It is nearly impossible for me to distinguish the reviewer from the fan; I will fail miserably in my job as the reviewer but succeed in saying, as a fan of The Bongos “THIS ALBUM WAS WORTH THE WAIT”. It’s simple. As much as I love The Bongos, I didn’t think 1985’s Beat Hotel was a great release. It had a few good songs but suffered from the same syndrome as many albums of that period – too much layering; too much stuff – too much ’80’s. Phantom Train, which was recorded during 1985 and 1986 (mostly) at Compass Point (in the Bahamas), has exactly the right balance: fantastic songs; strong arrangements – stripped down to basic 2 guitars/bass/drums with acoustic guitar for rhythm coloring and some keyboards for embellishment; Richard Barone’s vocals are amongst the finest I’ve ever heard him do – passionate, convincing, emotional, confident. The harmonies weaved into the songs are rich and engulfing.
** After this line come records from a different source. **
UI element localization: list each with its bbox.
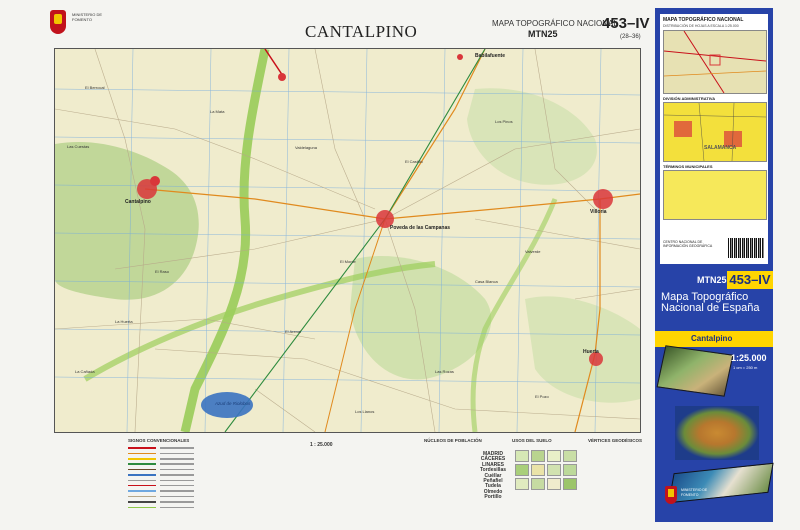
- cover-iberia-image: [675, 406, 759, 460]
- map-sheet: MINISTERIO DE FOMENTO CANTALPINO MAPA TO…: [0, 0, 800, 530]
- place-label: Valverde: [525, 249, 541, 254]
- population-example: Portillo: [484, 494, 502, 501]
- population-examples: MADRID CÁCERES LINARES Tordesillas Cuéll…: [476, 451, 510, 501]
- urban-villoria: [593, 189, 613, 209]
- inset-subtitle: DISTRIBUCIÓN DE HOJAS A ESCALA 1:25.000: [663, 24, 739, 28]
- place-label: La Cañada: [75, 369, 95, 374]
- main-road: [224, 49, 486, 432]
- inset-title: MAPA TOPOGRÁFICO NACIONAL: [663, 17, 744, 23]
- pine-forest-area: [55, 141, 199, 300]
- ministry-name: MINISTERIO DE FOMENTO: [72, 12, 103, 22]
- ministry-logo: MINISTERIO DE FOMENTO: [48, 8, 118, 44]
- legend-land-use-title: USOS DEL SUELO: [512, 438, 552, 443]
- scale-label: 1 : 25.000: [310, 442, 333, 448]
- spain-crest-icon: [50, 10, 66, 34]
- place-label: El Pozo: [535, 394, 549, 399]
- place-label: El Castillo: [405, 159, 423, 164]
- cover-panel: MAPA TOPOGRÁFICO NACIONAL DISTRIBUCIÓN D…: [655, 8, 774, 522]
- cover-ministry: MINISTERIO DE FOMENTO: [681, 488, 708, 497]
- place-label: El Raso: [155, 269, 170, 274]
- cover-crest-icon: [665, 486, 677, 504]
- cover-scale-sub: 1 cm = 250 m: [733, 365, 758, 370]
- legend-land-use: USOS DEL SUELO: [512, 438, 552, 446]
- ign-name: CENTRO NACIONAL DE INFORMACIÓN GEOGRÁFIC…: [663, 240, 713, 249]
- admin-title: DIVISIÓN ADMINISTRATIVA: [663, 96, 716, 101]
- admin-region-label: SALAMANCA: [704, 145, 737, 151]
- barcode: [728, 238, 764, 258]
- place-label: El Monte: [340, 259, 356, 264]
- legend-population: NÚCLEOS DE POBLACIÓN: [424, 438, 482, 446]
- cover-series-code: MTN25: [697, 275, 727, 285]
- town-label-babilafuente[interactable]: Babilafuente: [475, 53, 505, 59]
- place-label: El Arenal: [285, 329, 302, 334]
- inset-location-map: [663, 30, 767, 94]
- sheet-title: CANTALPINO: [305, 22, 418, 41]
- urban-north: [278, 54, 463, 81]
- topographic-map[interactable]: Cantalpino Villoria Poveda de las Campan…: [54, 48, 641, 433]
- cover-sheet-name: Cantalpino: [691, 334, 733, 343]
- legend-conventional-signs: SIGNOS CONVENCIONALES: [128, 438, 194, 511]
- map-canvas: [55, 49, 640, 432]
- muni-title: TÉRMINOS MUNICIPALES: [663, 164, 713, 169]
- town-label-poveda[interactable]: Poveda de las Campanas: [390, 225, 450, 231]
- cover-scale: 1:25.000: [731, 353, 767, 363]
- cover-sheet-number: 453–IV: [727, 271, 773, 289]
- town-label-cantalpino[interactable]: Cantalpino: [125, 199, 151, 205]
- legend-geodesic-title: VÉRTICES GEODÉSICOS: [588, 438, 643, 443]
- inset-card: MAPA TOPOGRÁFICO NACIONAL DISTRIBUCIÓN D…: [660, 14, 768, 234]
- lake-label: Azud de Riolobos: [215, 401, 251, 406]
- cover-series-title: Mapa Topográfico Nacional de España: [661, 291, 760, 314]
- place-label: Los Pinos: [495, 119, 513, 124]
- land-use-swatches: [515, 450, 585, 490]
- town-label-villoria[interactable]: Villoria: [590, 209, 607, 215]
- place-label: Los Llanos: [355, 409, 375, 414]
- place-label: La Mata: [210, 109, 225, 114]
- admin-division-map: SALAMANCA: [663, 102, 767, 162]
- sheet-grid-ref: (28–36): [620, 34, 641, 40]
- legend-population-title: NÚCLEOS DE POBLACIÓN: [424, 438, 482, 443]
- admin-map-canvas: [663, 102, 767, 162]
- municipal-terms-list: [663, 170, 767, 220]
- sheet-header: MINISTERIO DE FOMENTO CANTALPINO MAPA TO…: [40, 8, 652, 52]
- place-label: Casa Blanca: [475, 279, 498, 284]
- town-label-huerta[interactable]: Huerta: [583, 349, 599, 355]
- series-label: MAPA TOPOGRÁFICO NACIONAL: [492, 19, 618, 28]
- cover-name-band: Cantalpino: [655, 331, 773, 347]
- legend-geodesic: VÉRTICES GEODÉSICOS: [588, 438, 642, 446]
- place-label: Valdelaguna: [295, 145, 317, 150]
- sheet-number: 453–IV: [602, 15, 650, 32]
- place-label: Las Rozas: [435, 369, 454, 374]
- inset-map-canvas: [664, 31, 766, 93]
- place-label: El Berrocal: [85, 85, 105, 90]
- series-code: MTN25: [528, 29, 558, 39]
- cover-coast-image: [668, 462, 774, 504]
- place-label: La Huerta: [115, 319, 133, 324]
- map-legend: SIGNOS CONVENCIONALES 1 : 25.000 NÚCLEOS…: [40, 434, 654, 524]
- forest-area-north: [467, 88, 597, 185]
- legend-signs-title: SIGNOS CONVENCIONALES: [128, 438, 190, 443]
- ign-card: CENTRO NACIONAL DE INFORMACIÓN GEOGRÁFIC…: [660, 234, 768, 264]
- cover-aerial-image: [656, 345, 734, 397]
- place-label: Las Cuestas: [67, 144, 90, 149]
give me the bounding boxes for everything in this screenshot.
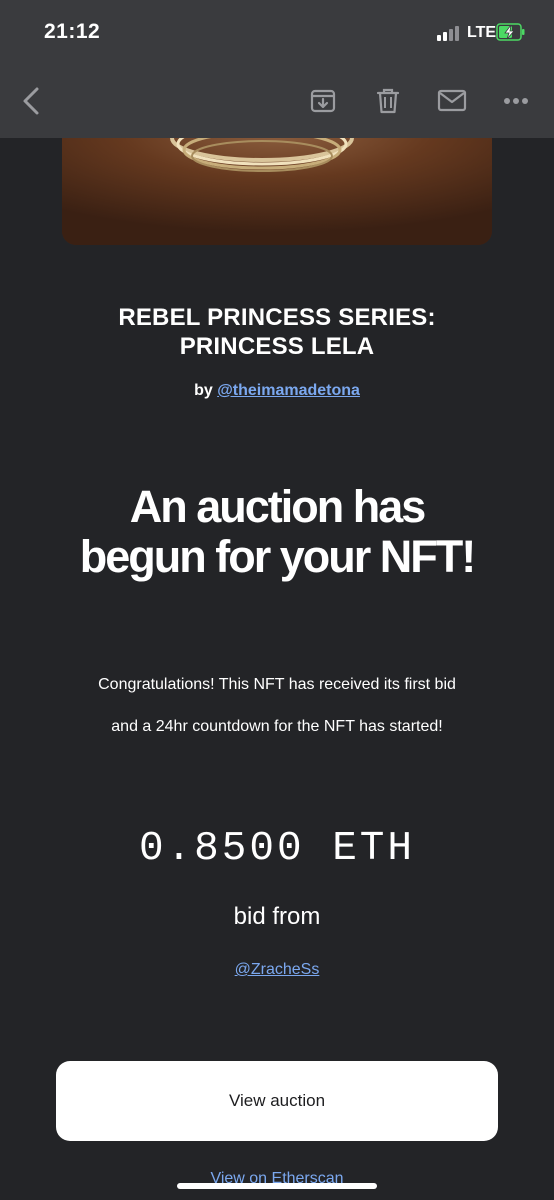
headline: An auction has begun for your NFT! [0, 482, 554, 582]
status-time: 21:12 [44, 20, 101, 43]
back-button[interactable] [14, 84, 48, 118]
message-line1: Congratulations! This NFT has received i… [98, 676, 456, 693]
mail-icon [437, 89, 467, 112]
home-indicator[interactable] [177, 1183, 377, 1189]
creator-byline: by @theimamadetona [0, 382, 554, 400]
nft-image [62, 120, 492, 245]
top-bar: 21:12 LTE [0, 0, 554, 138]
nft-title-line1: REBEL PRINCESS SERIES: [118, 304, 436, 331]
bidder-link[interactable]: @ZracheSs [235, 961, 320, 978]
reply-mail-button[interactable] [435, 84, 469, 118]
headline-line2: begun for your NFT! [79, 531, 476, 582]
more-icon [504, 98, 528, 104]
headline-line1: An auction has [129, 481, 427, 532]
trash-button[interactable] [371, 84, 405, 118]
chevron-left-icon [23, 87, 39, 115]
bid-amount: 0.8500 ETH [138, 826, 416, 872]
more-button[interactable] [499, 84, 533, 118]
archive-icon [310, 89, 336, 113]
email-screen: 21:12 LTE REBEL PRINCESS SERIES: PRINCES… [0, 0, 554, 1200]
battery-charging-icon [496, 23, 525, 41]
nft-title-line2: PRINCESS LELA [179, 333, 375, 360]
ring-icon [62, 120, 492, 245]
by-label: by [194, 382, 213, 399]
archive-button[interactable] [306, 84, 340, 118]
bidder: @ZracheSs [0, 961, 554, 979]
bid-from-label: bid from [233, 903, 321, 930]
signal-icon [437, 25, 463, 41]
nft-title: REBEL PRINCESS SERIES: PRINCESS LELA [0, 303, 554, 361]
view-auction-button[interactable]: View auction [56, 1061, 498, 1141]
network-type: LTE [467, 24, 497, 41]
congrats-message: Congratulations! This NFT has received i… [0, 664, 554, 748]
creator-link[interactable]: @theimamadetona [217, 382, 360, 399]
trash-icon [376, 88, 400, 114]
message-line2: and a 24hr countdown for the NFT has sta… [111, 718, 443, 735]
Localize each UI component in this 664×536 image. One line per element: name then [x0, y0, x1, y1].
The tighter-than-tight, totally in synch rhythm section of thunder-drummer Frank Giannini and bass-maestro Rob Norris sound better than ever – you can hear them, hear the power. Phantom Train reads – all the songs fit together seamlessly. So it leads me to ask aloud the question (of which I do know the answer to, but I’ll ask anyway): why the fuck didn’t this come out until now? Did The Bongos not realize that this album is, indeed, their finest hour? No matter – it’s here; I couldn’t be happier.
So on to some of the personal perspective: I’d often wondered what songs Richard Barone used from Phantom Train for his “Cool Blue Halo” performances. I once asked him and he said “Tangled In Your Web”, which I tried to hear in my mind as a Bongos song. Well, it’s on this album. BUT… so is a very personal favorite, “I Belong To Me” and “River To River”, which was the first single from Barone’s Primal Dream and has a killer bass line on the band’s version. All of these band versions have a full sound; powerful (a recurring theme) and emotional and give the songs a perspective I hadn’t seen before, since I only knew the stripped-down solo versions. As it stands, “I Belong To Me” is gorgeous and gripping; “Tangled In Your Web” IS as close as to the version I’d imagined – maybe a little more colored in, but still hits the target. And it doesn’t matter what version you prefer, these songs are still meisterwerks.
As for the unheard tracks, “My Wildest Dreams” (which had been aired previously by Richard for his “Cool Blue Halo 25th Anniversary” show and released as the leadoff track for the album in August) is an instant Bongos classic – hooky, driven, catchy – what you want and expect from The Bongos. But it’s like that throughout the album. A joyously rocked-out version of “Sunshine Superman”, the Donovan classic, is here; “Diamond Guitar” is, again, pure Bongos – crisp, lush acoustic guitar interplay, strident rhythm and soaring melodies abound. “Roman Circus” (another song that appeared on Barone’s Primal Dream) is a powerhouse and determined-sounding, given the full Bongos treatment. A personal favorite, James Mastro’s “Town Of One”, which I remember hearing at a Bongos show in early ’86, is beefy and rocking. For my money, however, the standout track (from those not previously heard and loved) is “Saturn Eyes” – a Beach Boys-like epic with time signature shifts and an urgent guitar strum leading to the kick-ass chorus; it’s here that Barone’s voice reaches a height that I can’t properly describe.
It’s one thing to wax poetic about “lost” albums – Smile, etc. – and often is the case where you’re inevitably let down once you hear it/it’s been released. That is far from the reaction I’ve had in listening to Phantom Train. It’s everything I could have hoped for and more. And you should want it now as much I did. It’s also fitting that this album is released by the New Jersey-based, newly resuscitated Jem label, who first graced the United States with The Bongos’ debut Drums Along The Hudson. It all comes full circle now. The Bongos can be proud that this album is theirs – it is their finest work without hesitation or question.